When Kate had returned with the much-admired scotch, when they had both taken a sip, and Harriet had yet again praised the libation, Kate leaned back in her chair and took up the threads of their earlier, more mundane conversation.
“Are you going back to the Boston part of the world?” she asked.
“Only for a visit. I’m staying here. I’m hoping Betty will let me stand by her during the times ahead. Hell, I’m counting on it. Anyway, I’m staying. Do you still want to know me, or is this a farewell drink?”

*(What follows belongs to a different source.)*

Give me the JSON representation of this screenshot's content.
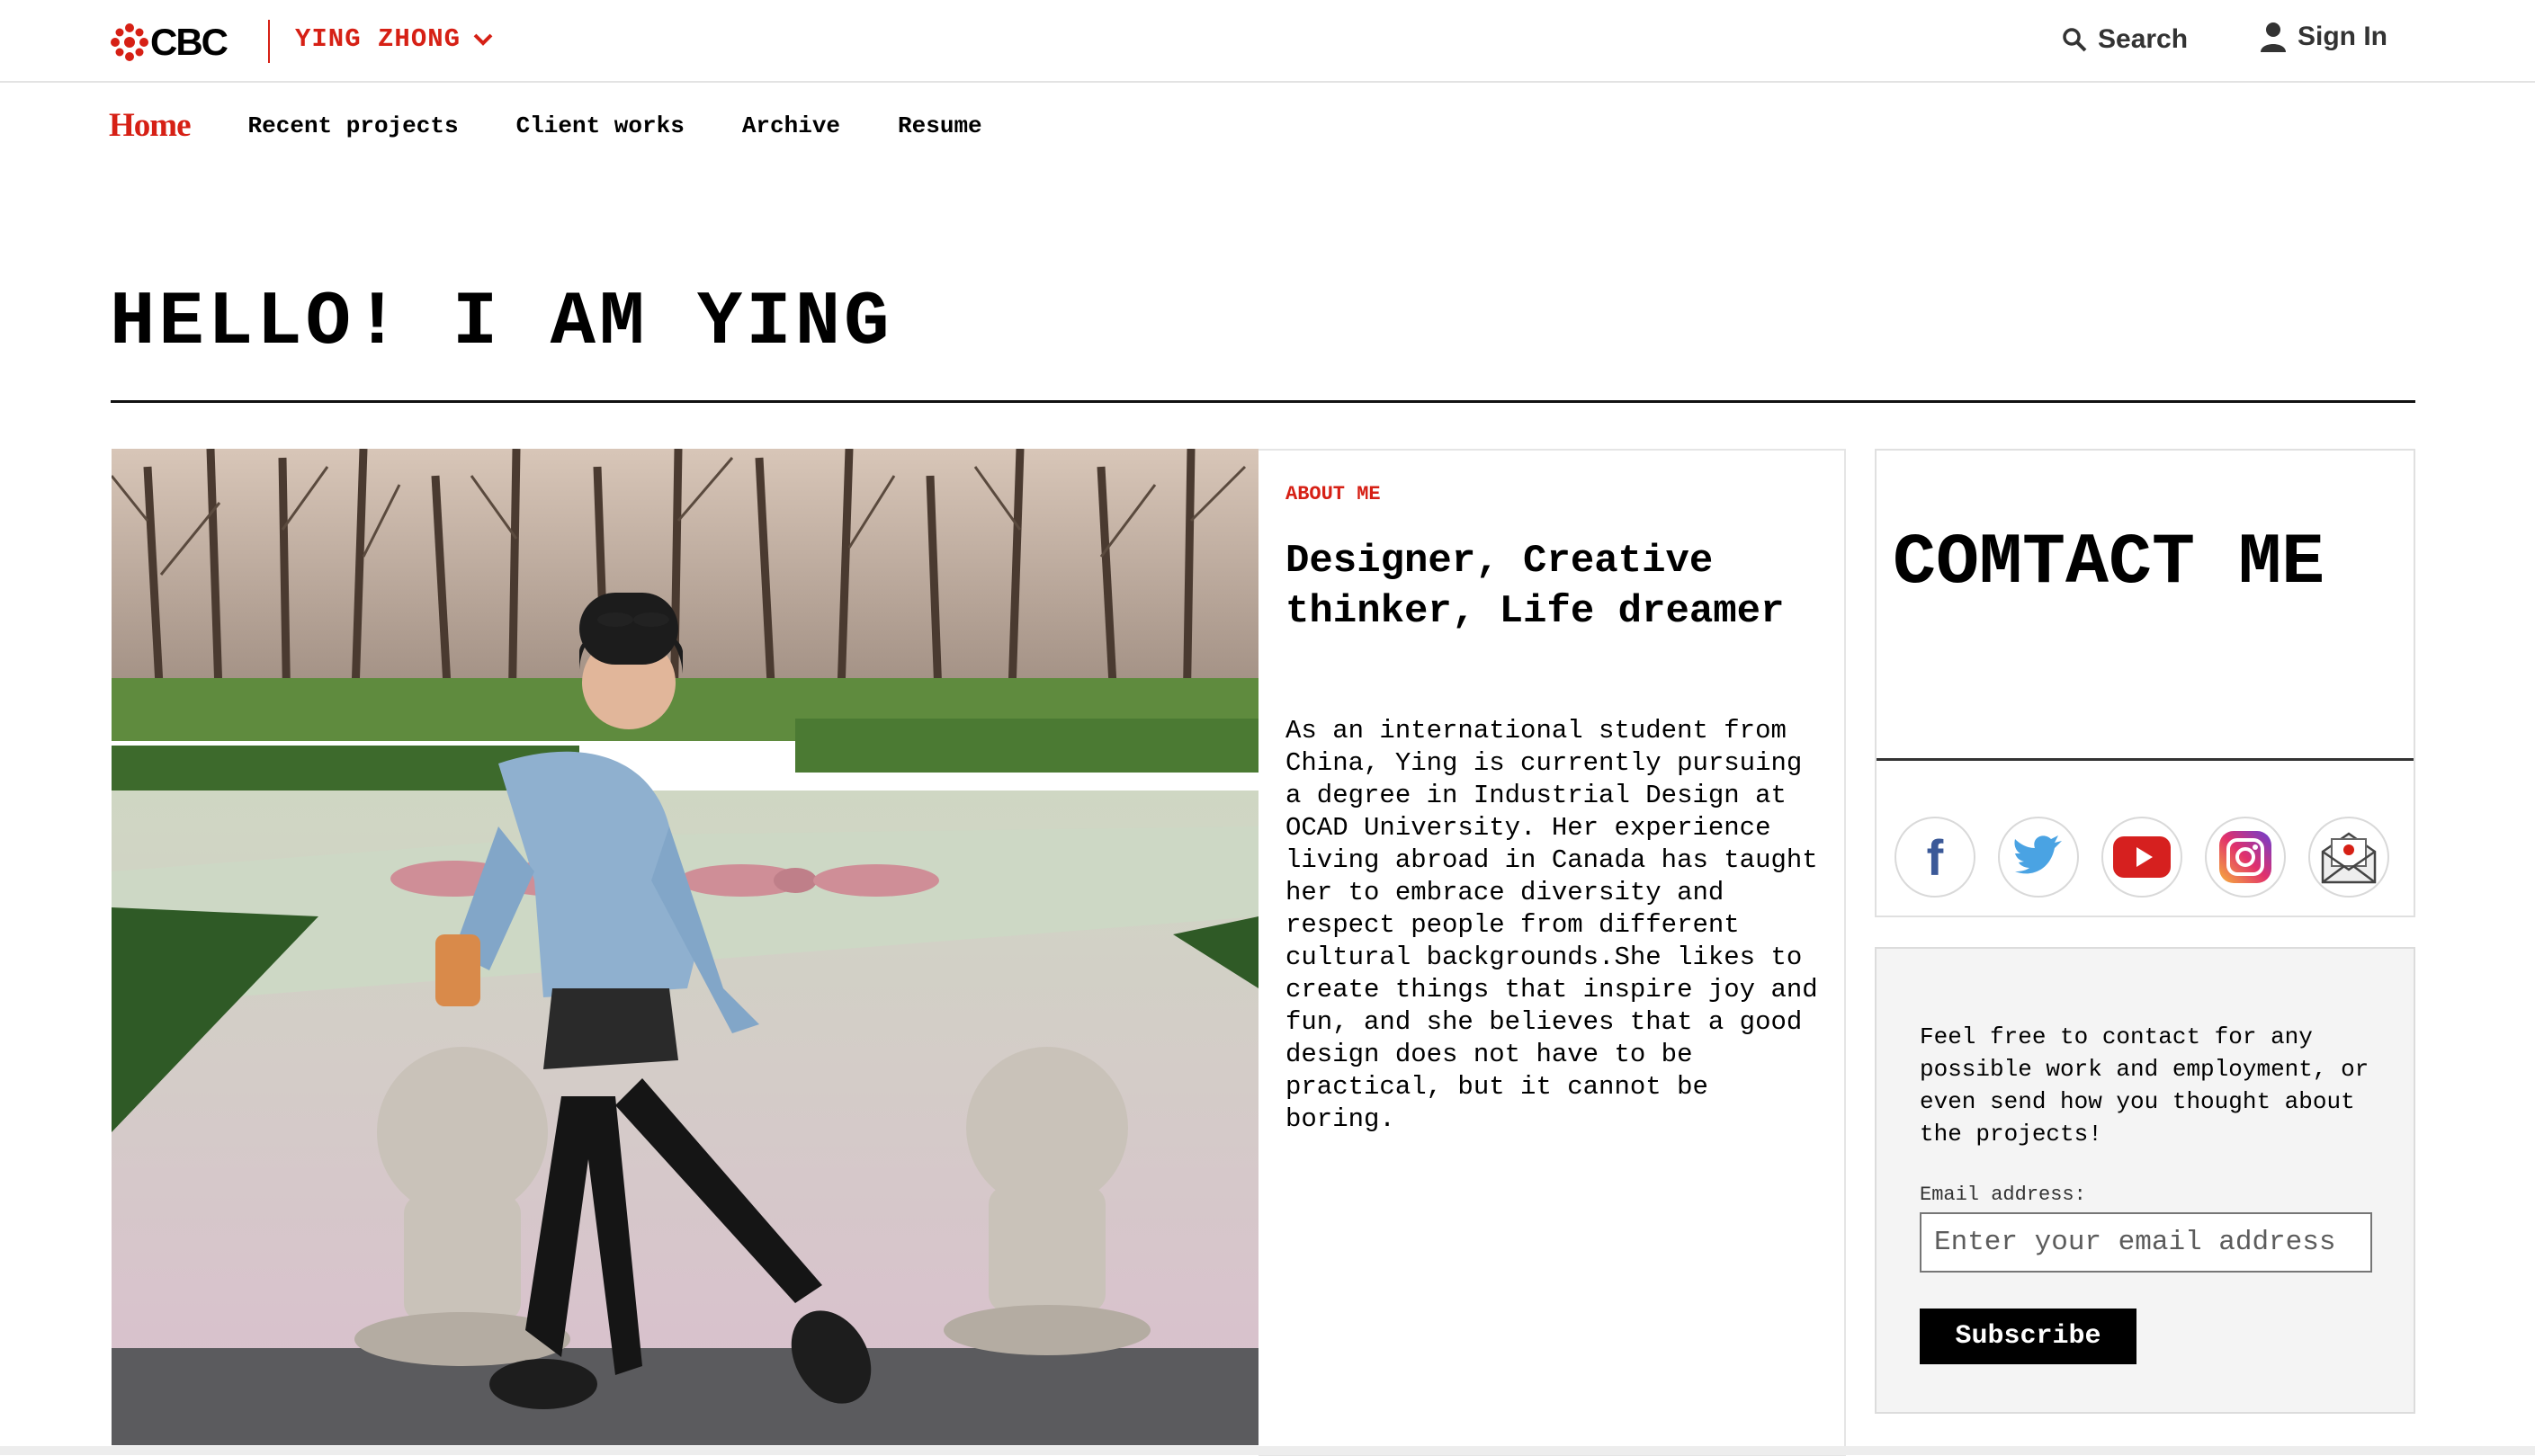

Kate ignored this. “Are you going to keep up this cash economy business? Are you going to go on being someone without a real identity or your own name?”
“Well, I can’t, can I, not if Betty lets me help her. Then I’ll be her mother, so I’ll have to have a name, and pay taxes, and be altogether proper and accounted for. And don’t say that I cheated the government, because on Schuyler’s generous salary, I always stayed at the poverty line and didn’t owe the government a damn thing.”
“And after Betty is released …”
“I’m glad you say
after
, not
if
.”
“And after Betty is released, will you go back to Boston then?”
“Probably. She may come with me or she may not. That’s up to her. I’ll be available when she needs me; she’ll know that, and I hope will think on it. But I have to say that Massachusetts is more my home than New York, privileged as I have been to know all you New Yorkers. I’ll get some sort of legitimate job, if I don’t go to jail for impersonation and all that rot, and decide on what comes next.”
“Well,” Kate said, “the next time you take a name, what about Smiley?”
“What about Fansler? Would you mind if there were two female Fanslers; you haven’t any female relatives of that name, have you?”
“Only three sisters-in-law, and endless nephews and nieces, also complete with in-laws. I don’t think it’s advisable.”
“You’re probably right. The reason I rather like the name Fansler, Kate, is that we are in many ways the same person. Oh, not superficially, heaven forfend. I don’t claim your slimness or your money or your excellently subdued taste in clothes. But essentially, we are the same—in spirit, you might say. I am what you may be in time, if you play your cards right.”
“I won’t have a daughter.”
“Not biologically, no. I can’t say I think a lot of the usual mother-daughter connection. We may work it out someday; we haven’t so far, not in most cases. But you’ll have an honorary daughter or two,
I hope not in prison, but somewhere, needing you just to exist and encourage.”
“You’re a bloody romantic, Harriet. But I guess I already knew that. Only I called you a spy instead.”